Libya is a country of nearly 6.5 million people, and the availability of emergency medical care can be summed up this way: It is almost nonexistent.
It is for that reason that a leading emergency physician from Massachusetts General Hospital, Dr. Thomas Burke, chief of the Boston hospital’s Division of Global Health and Human Rights, found himself in Benghazi, Libya, on Tuesday. Burke was preparing to begin a 10-year cooperative effort between Mass. General and Benghazi Medical Center to develop an emergency care infrastructure, when tragedy struck.
Just hours before Burke was scheduled to meet with John Christopher Stevens, the US ambassador to Libya, the US consulate was attacked. Stevens and three other Americans were killed, including Glen Doherty, a Winchester native and former Navy SEAL working for a private security company.
Burke’s colleagues had spoken with Stevens just 45 minutes before the attack, and Burke was on the phone with an embassy attaché when the shelling began.
“He yelled, ‘Oh my God, Oh [expletive],’ and then he hung up,” said Burke, who was in a hotel about a mile from the consulate when the attack began. “Then we heard these deep blasts. We didn’t know what was going on. Nobody knew if the whole city was being attacked.”
‘We heard these deep blasts. We didn’t know what was going on.’
Burke is well known in the field of global medicine, specializing in maternal, newborn, and child health, and has done considerable work training and educating health care workers in sub-Saharan Africa, said Roy Ahn, associate director of Burke’s division. “He’s very passionate about serving the poor and the vulnerable and the disenfranchised,” Ahn said. “That thread is pretty consistent throughout his career.”
Burke has seen his share of horrors across the world, but he described the situation in Libya under the 42-year-reign of Moammar Khadafy as horrific.
The Benghazi Medical Center was built nearly 30 years ago, but did not open until 2009, “in keeping with Khadafy’s policy of controlling eastern Libya by severely restricting resources,” according to Burke.
“At the hospitals, the physicians have no management experience because Khadafy controlled everything,” Burke said from London on Thursday, where he was preparing to board a flight after initially evacuating to Istanbul.
“They have never made a budget, don’t have any structure, and don’t know how to do it,” Burke said. “It’s astonishing because we’re so used to the basic infrastructure, but they don’t know how to do it.”

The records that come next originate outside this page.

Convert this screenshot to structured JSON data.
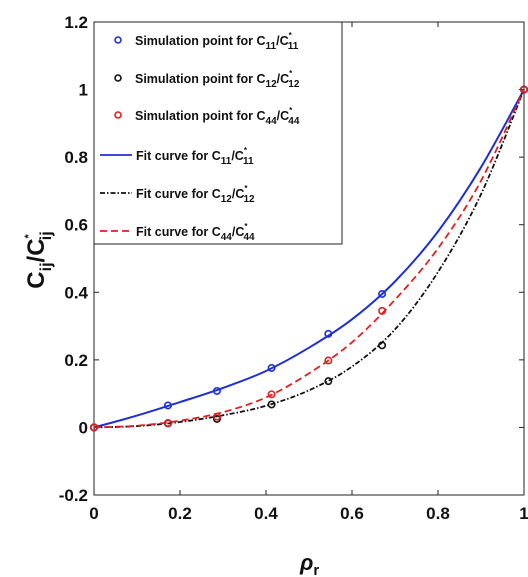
{
  "chart_data": {
    "type": "scatter",
    "xlabel": {
      "main": "ρ",
      "sub": "r"
    },
    "ylabel": {
      "main": "C",
      "sub": "ij",
      "sep": "/C",
      "sup": "*",
      "sub2": "ij"
    },
    "xlim": [
      0,
      1
    ],
    "ylim": [
      -0.2,
      1.2
    ],
    "xticks": [
      "0",
      "0.2",
      "0.4",
      "0.6",
      "0.8",
      "1"
    ],
    "yticks": [
      "-0.2",
      "0",
      "0.2",
      "0.4",
      "0.6",
      "0.8",
      "1",
      "1.2"
    ],
    "legend_position": "top-left",
    "series": [
      {
        "key": "sim11",
        "kind": "points",
        "color": "#1f2fd6",
        "label": {
          "pre": "Simulation point for C",
          "sub": "11",
          "mid": "/C",
          "sup": "*",
          "sub2": "11"
        },
        "x": [
          0,
          0.172,
          0.286,
          0.413,
          0.545,
          0.67,
          1.0
        ],
        "y": [
          0,
          0.065,
          0.108,
          0.176,
          0.277,
          0.395,
          1.0
        ]
      },
      {
        "key": "sim12",
        "kind": "points",
        "color": "#111111",
        "label": {
          "pre": "Simulation point for C",
          "sub": "12",
          "mid": "/C",
          "sup": "*",
          "sub2": "12"
        },
        "x": [
          0,
          0.172,
          0.286,
          0.413,
          0.545,
          0.67,
          1.0
        ],
        "y": [
          0,
          0.012,
          0.025,
          0.068,
          0.137,
          0.243,
          1.0
        ]
      },
      {
        "key": "sim44",
        "kind": "points",
        "color": "#e02020",
        "label": {
          "pre": "Simulation point for C",
          "sub": "44",
          "mid": "/C",
          "sup": "*",
          "sub2": "44"
        },
        "x": [
          0,
          0.172,
          0.286,
          0.413,
          0.545,
          0.67,
          1.0
        ],
        "y": [
          0,
          0.013,
          0.032,
          0.098,
          0.198,
          0.345,
          1.0
        ]
      },
      {
        "key": "fit11",
        "kind": "line",
        "color": "#1f2fd6",
        "dash": "solid",
        "label": {
          "pre": "Fit curve for C",
          "sub": "11",
          "mid": "/C",
          "sup": "*",
          "sub2": "11"
        },
        "x": [
          0,
          0.1,
          0.2,
          0.3,
          0.4,
          0.5,
          0.6,
          0.7,
          0.8,
          0.9,
          1.0
        ],
        "y": [
          0,
          0.035,
          0.075,
          0.117,
          0.167,
          0.236,
          0.32,
          0.432,
          0.58,
          0.77,
          1.0
        ]
      },
      {
        "key": "fit12",
        "kind": "line",
        "color": "#111111",
        "dash": "dashdot",
        "label": {
          "pre": "Fit curve for C",
          "sub": "12",
          "mid": "/C",
          "sup": "*",
          "sub2": "12"
        },
        "x": [
          0,
          0.1,
          0.2,
          0.3,
          0.4,
          0.5,
          0.6,
          0.7,
          0.8,
          0.9,
          1.0
        ],
        "y": [
          0,
          0.004,
          0.016,
          0.036,
          0.064,
          0.11,
          0.18,
          0.29,
          0.46,
          0.69,
          1.0
        ]
      },
      {
        "key": "fit44",
        "kind": "line",
        "color": "#e02020",
        "dash": "dashed",
        "label": {
          "pre": "Fit curve for C",
          "sub": "44",
          "mid": "/C",
          "sup": "*",
          "sub2": "44"
        },
        "x": [
          0,
          0.1,
          0.2,
          0.3,
          0.4,
          0.5,
          0.6,
          0.7,
          0.8,
          0.9,
          1.0
        ],
        "y": [
          0,
          0.005,
          0.02,
          0.045,
          0.089,
          0.16,
          0.252,
          0.378,
          0.53,
          0.73,
          1.0
        ]
      }
    ]
  }
}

In addition to helping develop a pre-hospital care system and an emergency department, Burke said Mass. General is focusing on putting together a management and leadership training program for hospital staff.
When the revolution in Libya began in February 2011 — leading to the overthrow and killing of Khadafy — Burke said that Benghazi Medical Center developed its emergency department in “a hasty 20 minutes” as the injured streamed in.

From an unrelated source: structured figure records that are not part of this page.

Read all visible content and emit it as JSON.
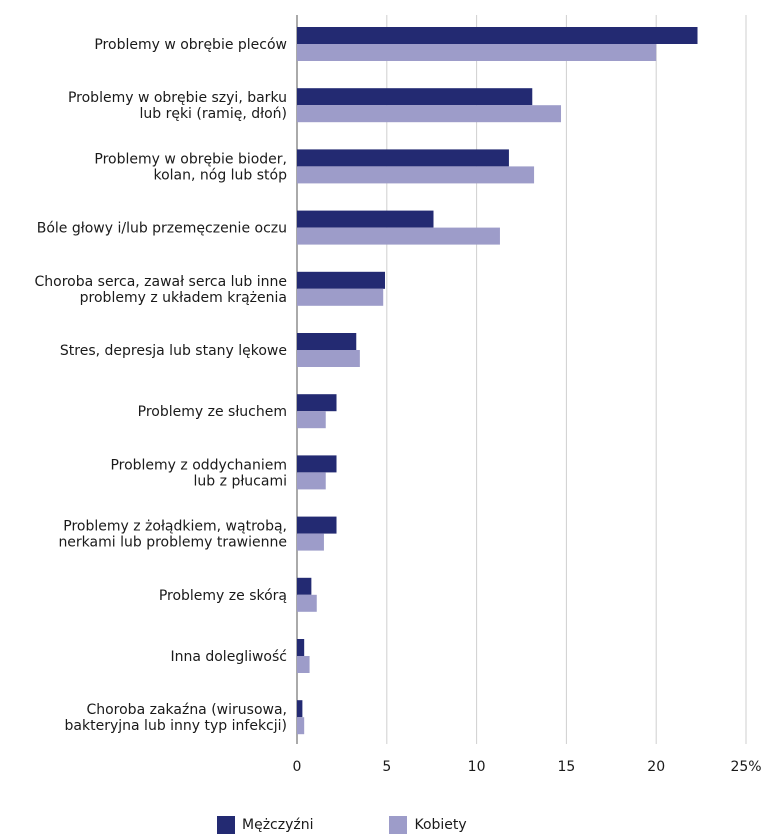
{
  "chart_data": {
    "type": "bar",
    "orientation": "horizontal",
    "categories": [
      [
        "Problemy w obrębie pleców"
      ],
      [
        "Problemy w obrębie szyi, barku",
        "lub ręki (ramię, dłoń)"
      ],
      [
        "Problemy w obrębie bioder,",
        "kolan, nóg lub stóp"
      ],
      [
        "Bóle głowy i/lub przemęczenie oczu"
      ],
      [
        "Choroba serca, zawał serca lub inne",
        "problemy z układem krążenia"
      ],
      [
        "Stres, depresja lub stany lękowe"
      ],
      [
        "Problemy ze słuchem"
      ],
      [
        "Problemy z oddychaniem",
        "lub z płucami"
      ],
      [
        "Problemy z żołądkiem, wątrobą,",
        "nerkami lub problemy trawienne"
      ],
      [
        "Problemy ze skórą"
      ],
      [
        "Inna dolegliwość"
      ],
      [
        "Choroba zakaźna (wirusowa,",
        "bakteryjna lub inny typ infekcji)"
      ]
    ],
    "series": [
      {
        "name": "Mężczyźni",
        "color": "#232a72",
        "values": [
          22.3,
          13.1,
          11.8,
          7.6,
          4.9,
          3.3,
          2.2,
          2.2,
          2.2,
          0.8,
          0.4,
          0.3
        ]
      },
      {
        "name": "Kobiety",
        "color": "#9d9cc9",
        "values": [
          20.0,
          14.7,
          13.2,
          11.3,
          4.8,
          3.5,
          1.6,
          1.6,
          1.5,
          1.1,
          0.7,
          0.4
        ]
      }
    ],
    "xlim": [
      0,
      25
    ],
    "x_ticks": [
      "0",
      "5",
      "10",
      "15",
      "20",
      "25%"
    ],
    "x_tick_values": [
      0,
      5,
      10,
      15,
      20,
      25
    ],
    "grid": true,
    "legend_position": "bottom"
  }
}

Burke said Stevens was elated that Mass. General was working with the Benghazi hospital, and was “really happy and upbeat” when Burke’s colleagues spoke with him just before the attack. Stevens was scheduled to visit the hospital and meet with Burke the next morning.
“Everybody in Benghazi really loved [Stevens], and the leaders of the hospital knew him well and had him for dinner in their homes,” Burke said.
Laila Bugaighis, chief medical officer of Benghazi Medical Center, issued a statement condemning the attacks, but said she did not believe Stevens was specifically targeted.
“What happened in Benghazi . . . is shamefully horrible, but should not be misinterpreted. There is never an excuse to barbaric action,” she wrote. “Those who claim it was stirred by some silly movie that attacks the prophet of Islam are just trying to find an excuse for selfish violence.
“Those who think the American consulate was targeted are also mistaken,” Bugaighis said. “Benghazi will never forget what the American government did for us, and their humanitarian stand with the Libyan people is something that can only inspire gratitude.”